The Board stated that there are two different ice cream markets: the industrial ice cream market and the “scooping” ice-cream market. The most important difference between the two markets is that industrial ice cream is sold everywhere and scooping ice cream is only sold around the place where it is produced.

Considering that ice cream branded Algida is industrial ice cream, the Board determined the relevant product market to be the industrial ice cream market.
Relevant Geographic Market. A relevant geographic market means a market which comprises the area in which the firms concerned are involved in the supply of products or services, the conditions of competition are sufficiently homogeneous and can be disassociated from neighboring markets because competition conditions are perceivably different.

Given that Algida branded ice cream is sold all around Turkey, the Board determined the relevant geographic market to be all of Turkey.

Dominant Position Analysis

The dominant position analysis of the Board was based on one of its previous decisions from 2008 where it concluded that Unilever enjoys a dominant position, given its share of more than 40 % of the industrial ice cream market through its ice cream branded Algida[4].

The Board concluded that no important development has occurred since its 2008 decision and that Unilever is still in a dominant position in the industrial ice cream market.

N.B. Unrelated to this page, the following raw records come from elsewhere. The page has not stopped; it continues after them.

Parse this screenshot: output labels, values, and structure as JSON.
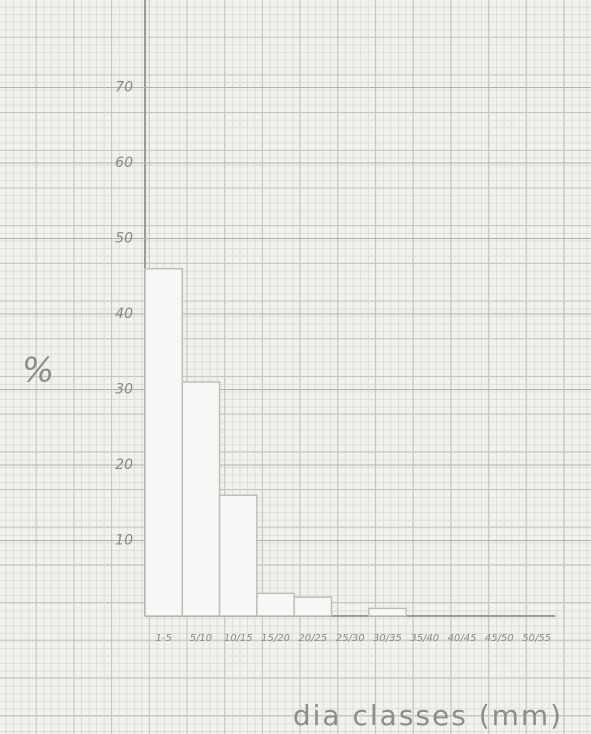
{
  "chart_data": {
    "type": "bar",
    "y_label": "%",
    "x_label": "dia classes (mm)",
    "categories": [
      "1-5",
      "5/10",
      "10/15",
      "15/20",
      "20/25",
      "25/30",
      "30/35",
      "35/40",
      "40/45",
      "45/50",
      "50/55"
    ],
    "values": [
      46,
      31,
      16,
      3,
      2.5,
      0,
      1,
      0,
      0,
      0,
      0
    ],
    "color": "#f7f7f5",
    "ylim": [
      0,
      80
    ],
    "yticks": [
      10,
      20,
      30,
      40,
      50,
      60,
      70
    ],
    "grid": true
  }
}
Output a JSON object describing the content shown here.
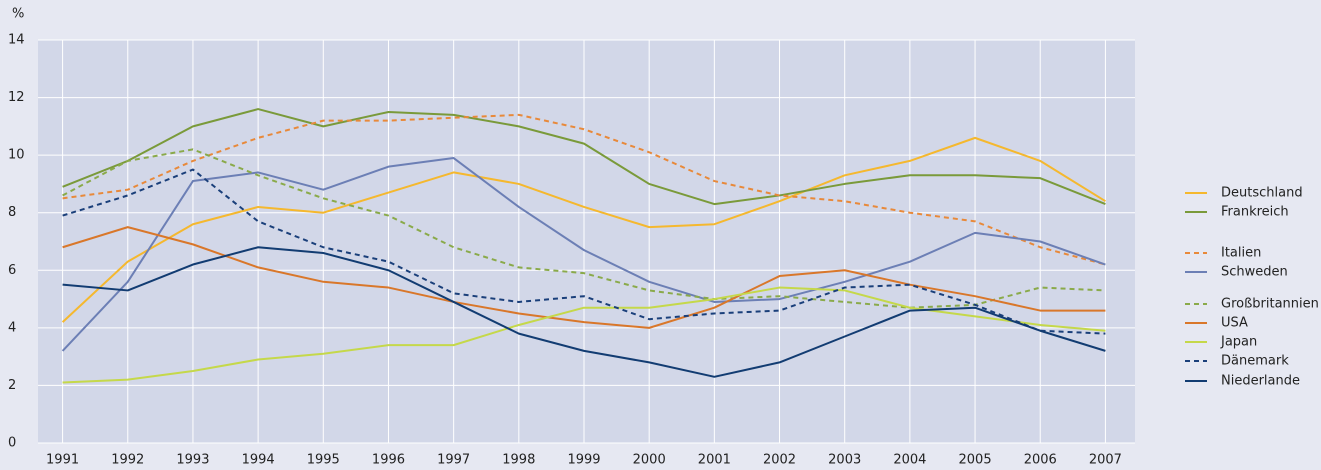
{
  "chart_data": {
    "type": "line",
    "y_unit": "%",
    "categories": [
      "1991",
      "1992",
      "1993",
      "1994",
      "1995",
      "1996",
      "1997",
      "1998",
      "1999",
      "2000",
      "2001",
      "2002",
      "2003",
      "2004",
      "2005",
      "2006",
      "2007"
    ],
    "ylim": [
      0,
      14
    ],
    "yticks": [
      0,
      2,
      4,
      6,
      8,
      10,
      12,
      14
    ],
    "grid": true,
    "legend": "right",
    "series": [
      {
        "name": "Deutschland",
        "color": "#f5b82e",
        "line_style": "solid",
        "values": [
          4.2,
          6.3,
          7.6,
          8.2,
          8.0,
          8.7,
          9.4,
          9.0,
          8.2,
          7.5,
          7.6,
          8.4,
          9.3,
          9.8,
          10.6,
          9.8,
          8.4
        ]
      },
      {
        "name": "Frankreich",
        "color": "#7a9a3a",
        "line_style": "solid",
        "values": [
          8.9,
          9.8,
          11.0,
          11.6,
          11.0,
          11.5,
          11.4,
          11.0,
          10.4,
          9.0,
          8.3,
          8.6,
          9.0,
          9.3,
          9.3,
          9.2,
          8.3
        ]
      },
      {
        "name": "Italien",
        "color": "#e8893a",
        "line_style": "dashed",
        "values": [
          8.5,
          8.8,
          9.8,
          10.6,
          11.2,
          11.2,
          11.3,
          11.4,
          10.9,
          10.1,
          9.1,
          8.6,
          8.4,
          8.0,
          7.7,
          6.8,
          6.2
        ]
      },
      {
        "name": "Schweden",
        "color": "#6c7fb5",
        "line_style": "solid",
        "values": [
          3.2,
          5.6,
          9.1,
          9.4,
          8.8,
          9.6,
          9.9,
          8.2,
          6.7,
          5.6,
          4.9,
          5.0,
          5.6,
          6.3,
          7.3,
          7.0,
          6.2
        ]
      },
      {
        "name": "Großbritannien",
        "color": "#8aaa4a",
        "line_style": "dashed",
        "values": [
          8.6,
          9.8,
          10.2,
          9.3,
          8.5,
          7.9,
          6.8,
          6.1,
          5.9,
          5.3,
          5.0,
          5.1,
          4.9,
          4.7,
          4.8,
          5.4,
          5.3
        ]
      },
      {
        "name": "USA",
        "color": "#d9772a",
        "line_style": "solid",
        "values": [
          6.8,
          7.5,
          6.9,
          6.1,
          5.6,
          5.4,
          4.9,
          4.5,
          4.2,
          4.0,
          4.7,
          5.8,
          6.0,
          5.5,
          5.1,
          4.6,
          4.6
        ]
      },
      {
        "name": "Japan",
        "color": "#c5d84a",
        "line_style": "solid",
        "values": [
          2.1,
          2.2,
          2.5,
          2.9,
          3.1,
          3.4,
          3.4,
          4.1,
          4.7,
          4.7,
          5.0,
          5.4,
          5.3,
          4.7,
          4.4,
          4.1,
          3.9
        ]
      },
      {
        "name": "Dänemark",
        "color": "#1a3f7a",
        "line_style": "dashed",
        "values": [
          7.9,
          8.6,
          9.5,
          7.7,
          6.8,
          6.3,
          5.2,
          4.9,
          5.1,
          4.3,
          4.5,
          4.6,
          5.4,
          5.5,
          4.8,
          3.9,
          3.8
        ]
      },
      {
        "name": "Niederlande",
        "color": "#123c72",
        "line_style": "solid",
        "values": [
          5.5,
          5.3,
          6.2,
          6.8,
          6.6,
          6.0,
          4.9,
          3.8,
          3.2,
          2.8,
          2.3,
          2.8,
          3.7,
          4.6,
          4.7,
          3.9,
          3.2
        ]
      }
    ]
  }
}
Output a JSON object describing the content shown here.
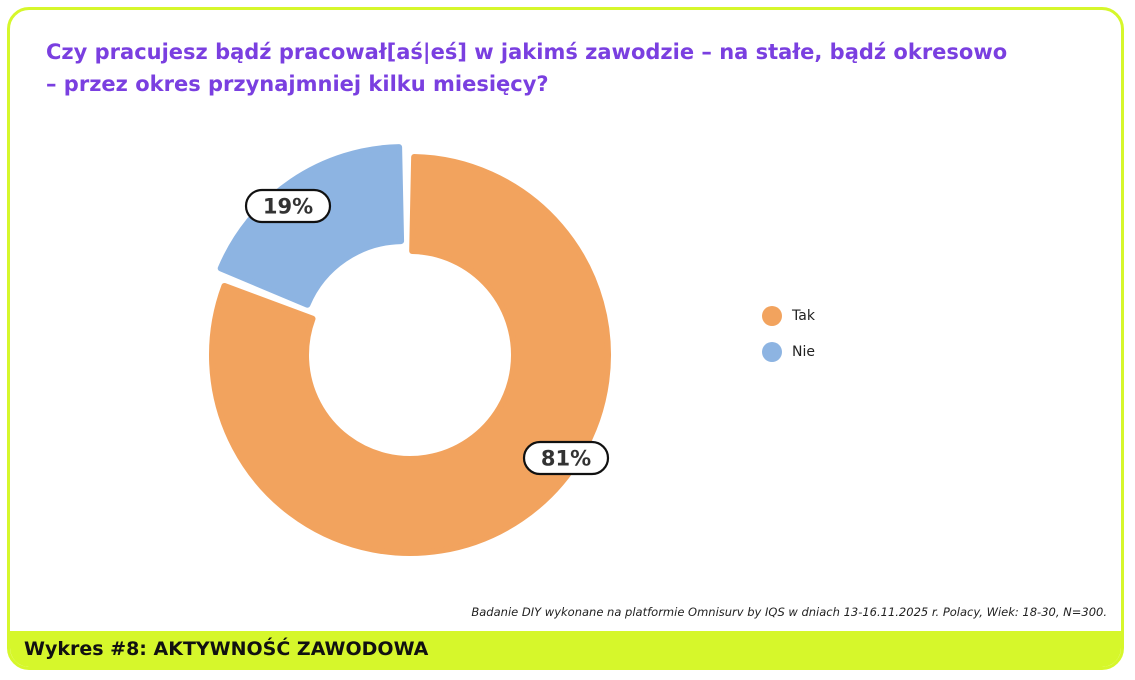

Abuse of Dominant Position Analysis

The Board pointed out that refusal to sell products may be considered an abuse of dominant position within the scope of Article 6 of the Competition Act provided the three cumulative conditions explained above are fulfilled.
In light of the foregoing, the Board examined the first condition, the existence of an essential facility, and reached the conclusion that the ice cream branded Algida does not constitute an essential facility since there are several national and local industrial ice cream producers active in the relevant market creating an alternative for customers.

The Board, considering that the three conditions stated above should be cumulatively fulfilled, decided that Unilever’s refusal to sell ice cream branded Algida to certain points of sale did not constitute an abuse of dominant position.

Evaluation of the Board Decision

This Board decision is a relatively important decision since it determines the conditions under which the refusal to sell by an undertaking in dominant position constitutes an abuse of dominant position under Article 6 of the Competition Act.

However, the only reference made by the Board to the above-stated cumulative conditions in the decision without explaining their content may be criticized. Considering that Board decisions should enlighten business practice, their decisions should be more detailed in order to better guide the behavior of undertakings.

In addition to the above, the non-examination by the Board of the existence of the two other conditions because the first condition is not realized is another point to be criticized. Such an analysis would provide for more reliable information on the market conditions and would acknowledge the other players on the market about the Board’s perspective.

[1] To consult the Board decision, see the following link: (accessed on: 29.11.2012).
[2] See joint cases C-468/06 to C-478/06 of the Commission on the following link: (accessed on: 29.11.2012).
[3] See Board decision dated 16.05.2012 and numbered 12-26/767-220 on the following link: (accessed on: 29.11.2012).
[4] Board decision dated 15.05.2008 and numbered 08-33/421-147, (accessed on 04.12.2012).